Eine frühere Studie von Forschern der Universität Helsinki (Pulli K et al., „Genomweiter Verknüpfungsscan nach Orten mit musikalischer Begabung in finnischen Familien: Hinweise auf einen Hauptort bei 4q22“, Journal of Medical Genetics 2008, 45: 451- 456) bekräftigt diese Feststellungen. Sie testeten 224 Mitglieder von 15 verschiedenen Musikerfamilien und stellten fest, dass die musikalischen Fähigkeiten zu 50% vererbt werden.

Mehrere Studien haben ergeben, dass die menschliche Evolution Menschen mit einem Ohr für Musik bevorzugt. Die Fähigkeiten, die jemanden in Musik gut machen, sind mit anderen entscheidenden Lebenskompetenzen verbunden. Wenn Sie beispielsweise für Tonhöhe und Ton empfindlicher sind, können Sie Sprach- und Sprachnuancen besser unterscheiden und ausländische Akzente imitieren. Studien haben eine signifikante Korrelation zwischen musikalischem Talent und der Fähigkeit, eine Fremdsprache zu lernen, gezeigt. Die oben erwähnte Untersuchung von Järvelä zeigte, dass die DNA-Sequenzen, die sich auf die musikalischen Fähigkeiten beziehen, auch mit Legasthenie zusammenhängen, was darauf hinweist, dass die musikalischen Fähigkeiten eng mit der Sprachentwicklung verbunden sind.

Eine Kombination aus Natur und Pflege

Eine der einfachsten Komponenten der musikalischen Fähigkeit zur Messung ist die absolute Tonhöhe, auch „absolutes Gehör“ genannt: Die Fähigkeit, die Tonhöhe einer gespielten Note sofort zu identifizieren. Die meisten Musiker müssen die von einer Stimmgabel oder einem anderen gestimmten Instrument gespielte Note hören, um ein Instrument unter Verwendung der Note als Referenz zu stimmen. Menschen mit absolutem Gehör brauchen keine Stimmgabel – sie wissen instinktiv, ob es sich bei dem, was sie hören, um eine A-, G- oder B-Dur handelt.

Studien haben gezeigt, dass ein enger Zusammenhang zwischen Genetik und dieser Fähigkeit besteht. Dies bedeutet jedoch nicht, dass dies angeboren ist. Unsere Konventionen über Töne und deren Namen sind weitgehend willkürlich. Sogar eine Person mit perfekter Tonhöhe kann eine Note nicht benennen, bevor sie die Tonleiter gelernt hat.
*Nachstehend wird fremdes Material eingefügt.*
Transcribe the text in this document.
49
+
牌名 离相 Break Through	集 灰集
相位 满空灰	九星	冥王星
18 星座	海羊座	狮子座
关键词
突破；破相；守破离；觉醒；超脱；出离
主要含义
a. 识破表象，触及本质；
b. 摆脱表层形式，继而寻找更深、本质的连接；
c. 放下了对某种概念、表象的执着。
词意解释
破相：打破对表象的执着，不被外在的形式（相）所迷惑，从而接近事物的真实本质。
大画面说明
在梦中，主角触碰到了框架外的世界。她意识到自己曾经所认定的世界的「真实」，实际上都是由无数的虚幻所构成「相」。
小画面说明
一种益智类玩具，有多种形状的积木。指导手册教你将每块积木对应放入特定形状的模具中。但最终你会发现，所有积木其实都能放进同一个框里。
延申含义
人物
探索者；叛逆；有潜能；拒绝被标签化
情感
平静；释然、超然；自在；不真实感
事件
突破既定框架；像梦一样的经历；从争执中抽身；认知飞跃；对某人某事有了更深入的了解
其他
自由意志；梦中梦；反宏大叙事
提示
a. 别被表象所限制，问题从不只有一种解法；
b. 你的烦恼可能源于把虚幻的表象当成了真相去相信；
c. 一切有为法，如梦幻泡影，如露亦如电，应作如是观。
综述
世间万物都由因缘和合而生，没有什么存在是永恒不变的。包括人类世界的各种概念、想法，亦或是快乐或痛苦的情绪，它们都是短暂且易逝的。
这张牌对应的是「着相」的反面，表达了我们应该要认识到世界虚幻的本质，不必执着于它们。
Der Teil, den Sie von Ihren Eltern erben, ist das Potenzial zu lernen. Wenn Sie bereits in jungen Jahren musikalischer Ausbildung ausgesetzt sind oder eine Tonsprache wie Mandarin sprechen, erkennen Sie dieses Potenzial mit größerer Wahrscheinlichkeit.
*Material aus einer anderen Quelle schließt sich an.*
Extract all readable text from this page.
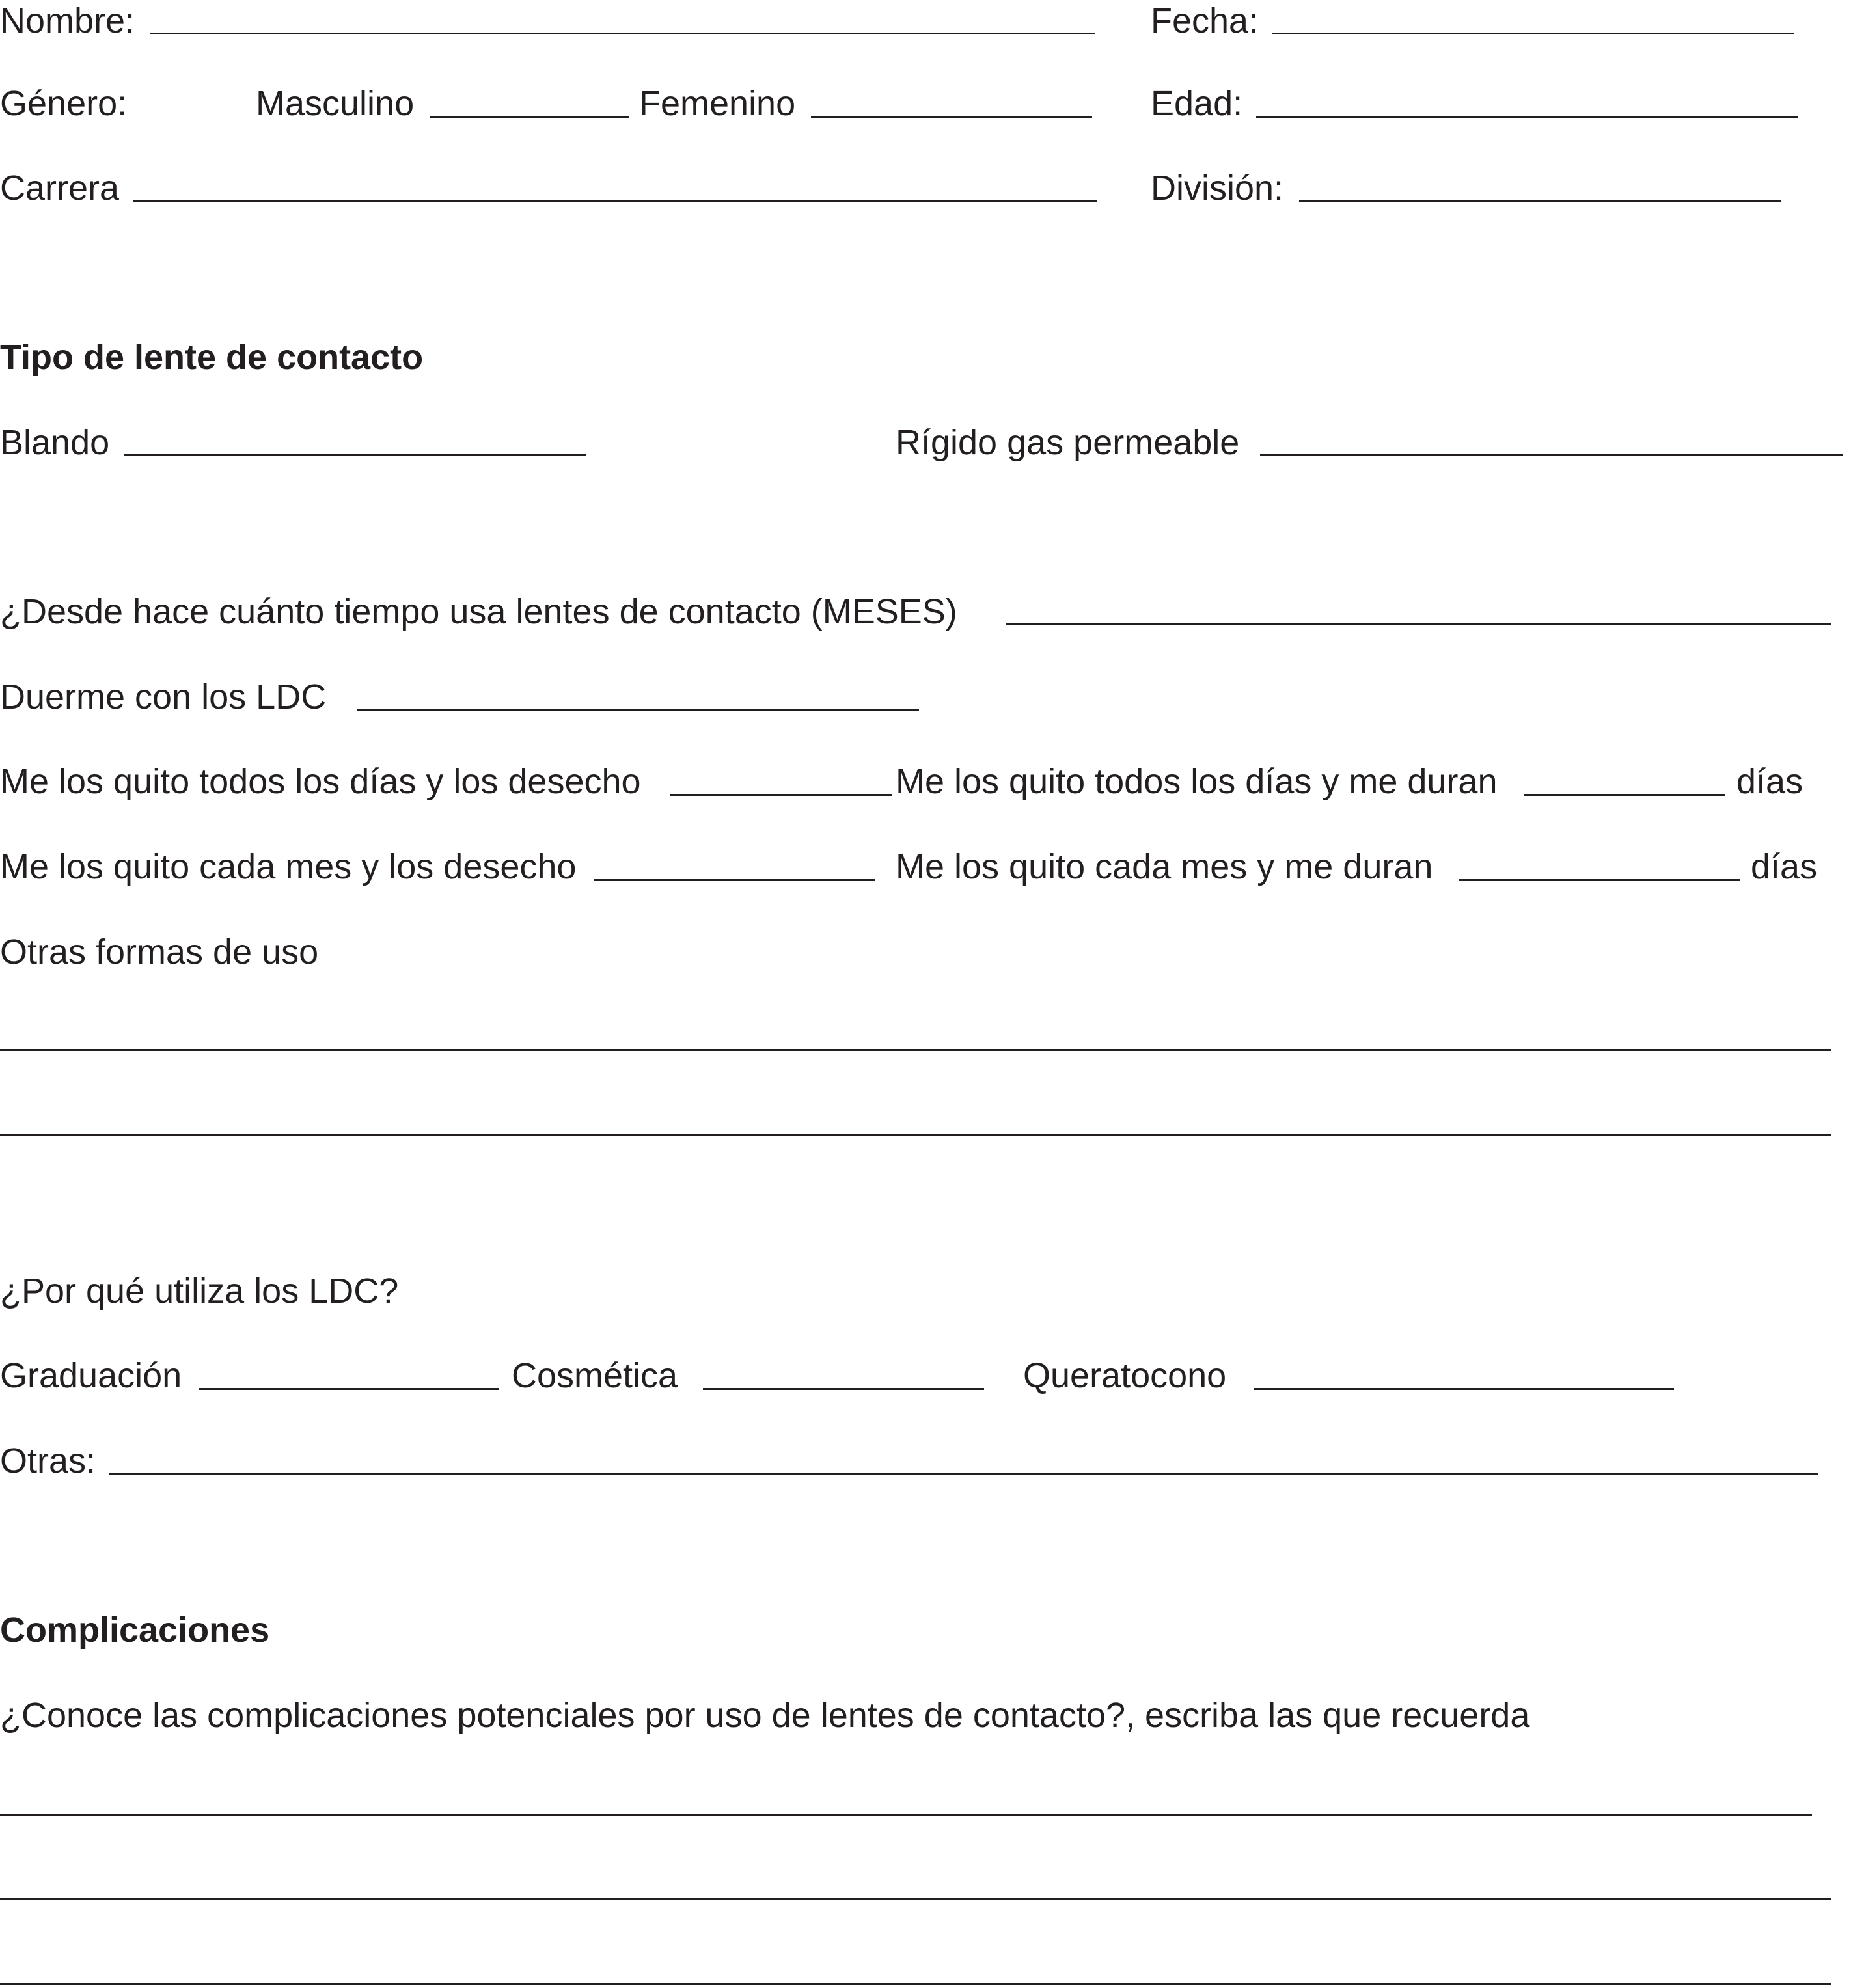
Nombre:	Fecha:
Género:	Masculino	Femenino	Edad:
Carrera	División:
Tipo de lente de contacto
Blando	Rígido gas permeable
¿Desde hace cuánto tiempo usa lentes de contacto (MESES)
Duerme con los LDC
Me los quito todos los días y los desecho	Me los quito todos los días y me duran	días
Me los quito cada mes y los desecho	Me los quito cada mes y me duran	días
Otras formas de uso
¿Por qué utiliza los LDC?
Graduación	Cosmética	Queratocono
Otras:
Complicaciones
¿Conoce las complicaciones potenciales por uso de lentes de contacto?, escriba las que recuerda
Es funktioniert auch in die entgegengesetzte Richtung. Forschungen haben ergeben, dass die Tontaubheit oder die angeborene Amusie, wie Wissenschaftler sie nennen, eine starke genetische Komponente darstellt. Sie betrifft nur etwa 4% der Bevölkerung. Wenn Sie jedoch taub sind, sind 39% Ihrer Verwandten ersten Grades davon betroffen Amusie zu haben.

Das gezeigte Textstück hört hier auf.